Thirdly, we have Constructivism/Interpretivism. It is founded by the modern natural


law theorist, Ronald Dworkin. This may sound like American Legal Realism but don’t get
confused. Whereas American Legal Realism provides personal or political justifcaitions which
may not be legal, the Interpretative Approach provides moral and legal justifications which
may be absent from the letter of the law but are understood to be the legal reasons that form the
law. Thus judges decide not as the law mandates but through a moral standard or justice that
made up or formed the norm or law. Dworkin used the famous case of Riggs vs. Palmer which
argues that no one should profit from his wrongdoing, to justify this thoery.

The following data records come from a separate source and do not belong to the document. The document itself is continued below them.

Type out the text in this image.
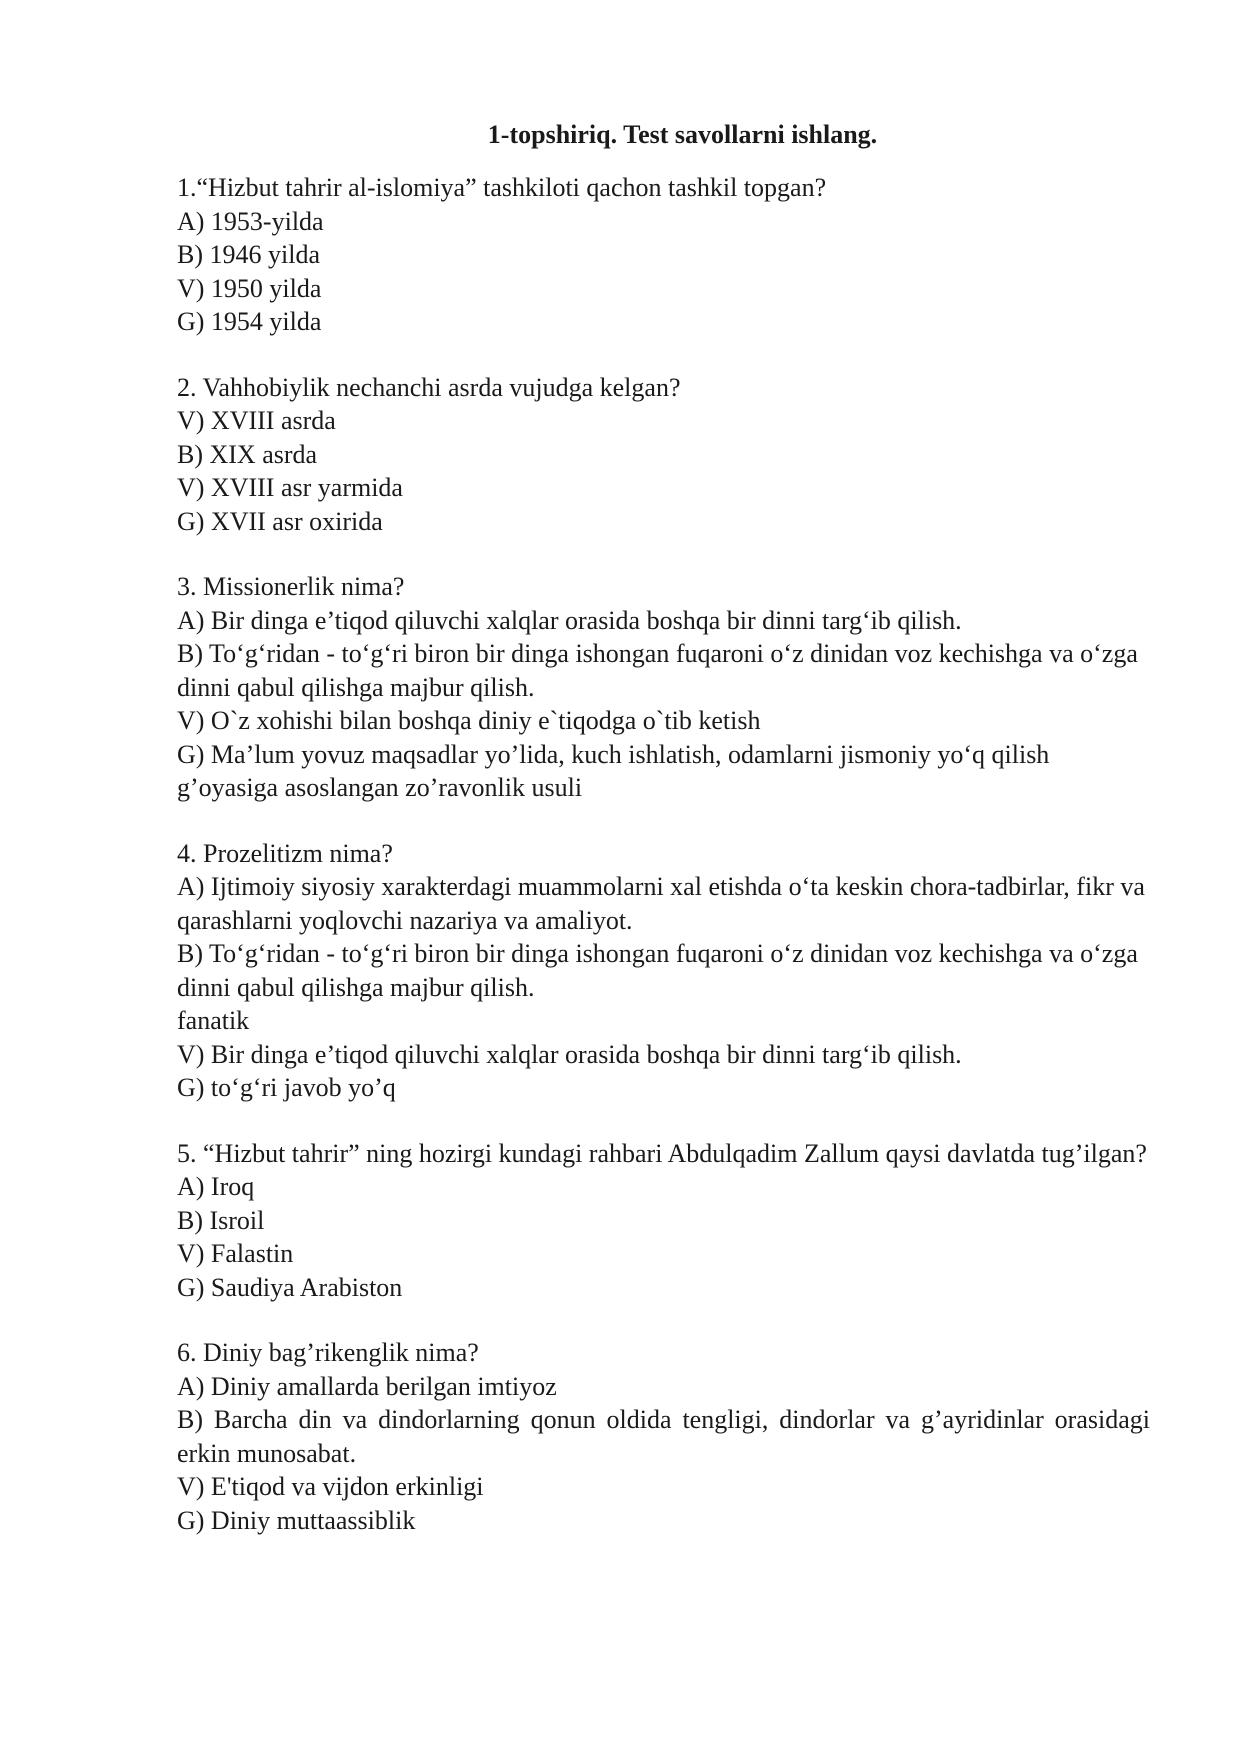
1-topshiriq. Test savollarni ishlang.

1.“Hizbut tahrir al-islomiya” tashkiloti qachon tashkil topgan?

A) 1953-yilda

B) 1946 yilda

V) 1950 yilda

G) 1954 yilda

2. Vahhobiylik nechanchi asrda vujudga kelgan?

V) XVIII asrda

B) XIX asrda

V) XVIII asr yarmida

G) XVII asr oxirida

3. Missionerlik nima?

A) Bir dinga e’tiqod qiluvchi xalqlar orasida boshqa bir dinni targʻib qilish.

B) Toʻgʻridan - toʻgʻri biron bir dinga ishongan fuqaroni oʻz dinidan voz kechishga va oʻzga dinni qabul qilishga majbur qilish.

V) O`z xohishi bilan boshqa diniy e`tiqodga o`tib ketish

G) Ma’lum yovuz maqsadlar yo’lida, kuch ishlatish, odamlarni jismoniy yoʻq qilish g’oyasiga asoslangan zo’ravonlik usuli

4. Prozelitizm nima?

A) Ijtimoiy siyosiy xarakterdagi muammolarni xal etishda oʻta keskin chora-tadbirlar, fikr va qarashlarni yoqlovchi nazariya va amaliyot.

B) Toʻgʻridan - toʻgʻri biron bir dinga ishongan fuqaroni oʻz dinidan voz kechishga va oʻzga dinni qabul qilishga majbur qilish.

fanatik

V) Bir dinga e’tiqod qiluvchi xalqlar orasida boshqa bir dinni targʻib qilish.

G) toʻgʻri javob yo’q

5. “Hizbut tahrir” ning hozirgi kundagi rahbari Abdulqadim Zallum qaysi davlatda tug’ilgan?

A) Iroq

B) Isroil

V) Falastin

G) Saudiya Arabiston

6. Diniy bag’rikenglik nima?

A) Diniy amallarda berilgan imtiyoz

B) Barcha din va dindorlarning qonun oldida tengligi, dindorlar va g’ayridinlar orasidagi erkin munosabat.

V) E'tiqod va vijdon erkinligi

G) Diniy muttaassiblik
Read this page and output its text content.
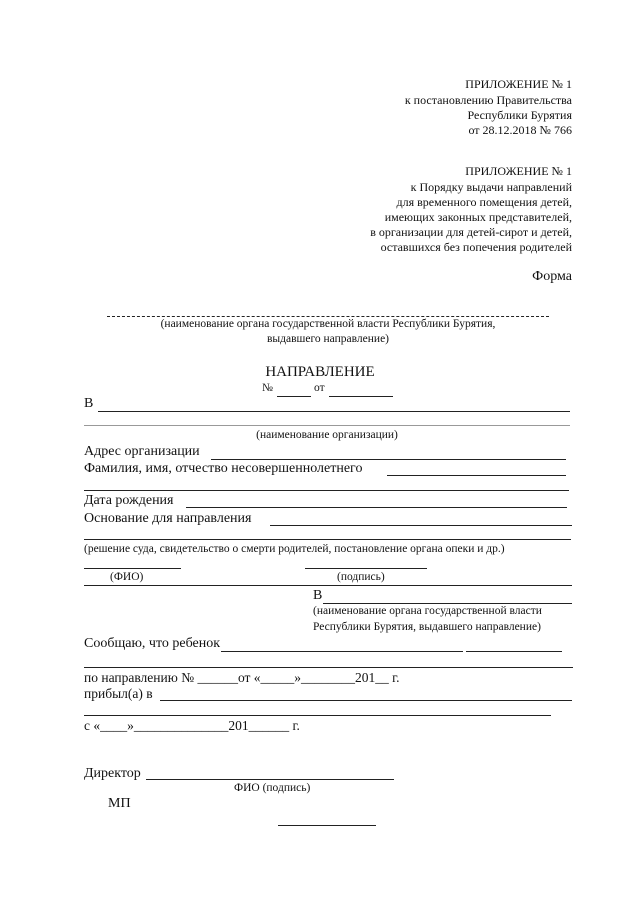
ПРИЛОЖЕНИЕ № 1
к постановлению Правительства
Республики Бурятия
от 28.12.2018 № 766
ПРИЛОЖЕНИЕ № 1
к Порядку выдачи направлений
для временного помещения детей,
имеющих законных представителей,
в организации для детей-сирот и детей,
оставшихся без попечения родителей
Форма
(наименование органа государственной власти Республики Бурятия,
выдавшего направление)
НАПРАВЛЕНИЕ
№	от
В
(наименование организации)
Адрес организации
Фамилия, имя, отчество несовершеннолетнего
Дата рождения
Основание для направления
(решение суда, свидетельство о смерти родителей, постановление органа опеки и др.)
(ФИО)	(подпись)
В
(наименование органа государственной власти
Республики Бурятия, выдавшего направление)
Сообщаю, что ребенок
по направлению № ______от «_____»________201__ г.
прибыл(а) в
с «____»______________201______ г.
Директор
ФИО (подпись)
МП
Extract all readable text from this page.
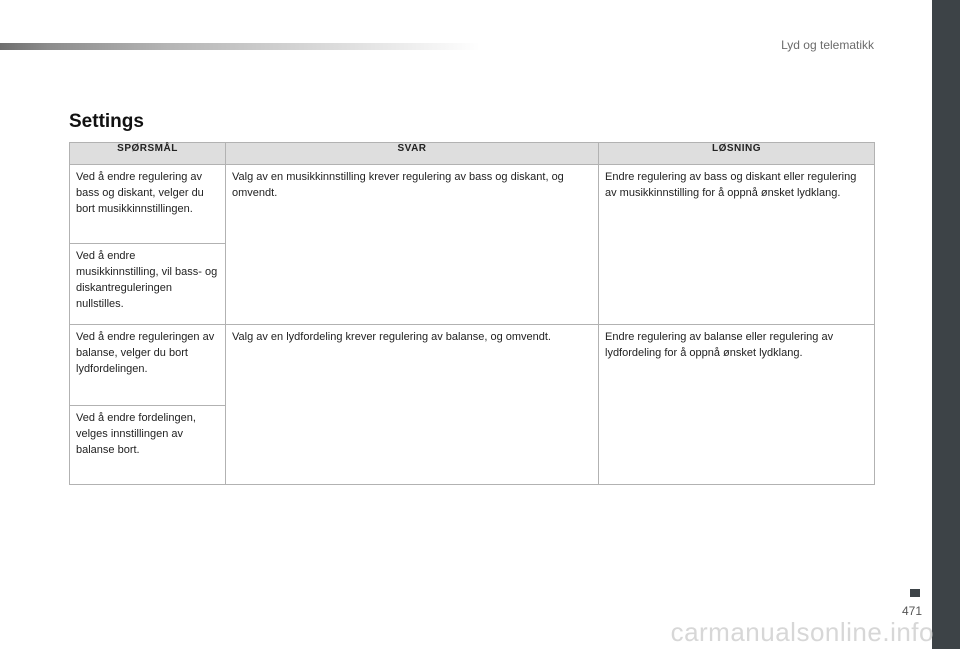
Lyd og telematikk
Settings
SPØRSMÅL	SVAR	LØSNING
Ved å endre regulering av bass og diskant, velger du bort musikkinnstillingen.	Valg av en musikkinnstilling krever regulering av bass og diskant, og omvendt.	Endre regulering av bass og diskant eller regulering av musikkinnstilling for å oppnå ønsket lydklang.
Ved å endre musikkinnstilling, vil bass- og diskantreguleringen nullstilles.		
Ved å endre reguleringen av balanse, velger du bort lydfordelingen.	Valg av en lydfordeling krever regulering av balanse, og omvendt.	Endre regulering av balanse eller regulering av lydfordeling for å oppnå ønsket lydklang.
Ved å endre fordelingen, velges innstillingen av balanse bort.		
471
carmanualsonline.info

And now last but not the least, we have Critical Legal Studies, which is a very extreme,
negative outlook on the law. Personally, I relate easily to this because it is the common view
held by students of literature who analyze literary works from a Marxist perspective. Basically,
CLS holds that law is inadequate and empty. It believes in legal indeterminacy wherein statutes
and case law cannot determine the outcome of the case. It holds that legal reasoining is Marxist,
influenced by those in power to use the law to their advantage. Proponents of CLS say that true
freedom cannot be achieved in a “legal” regime because the “legality” of the regime is in itself
corrupt. Rights are correlative in so far as every entitlement of right is limited by the competing
rights of others. To put it blunty, law is just politics.

Sounds awfully familiar, doesn’t it, Dead Poets?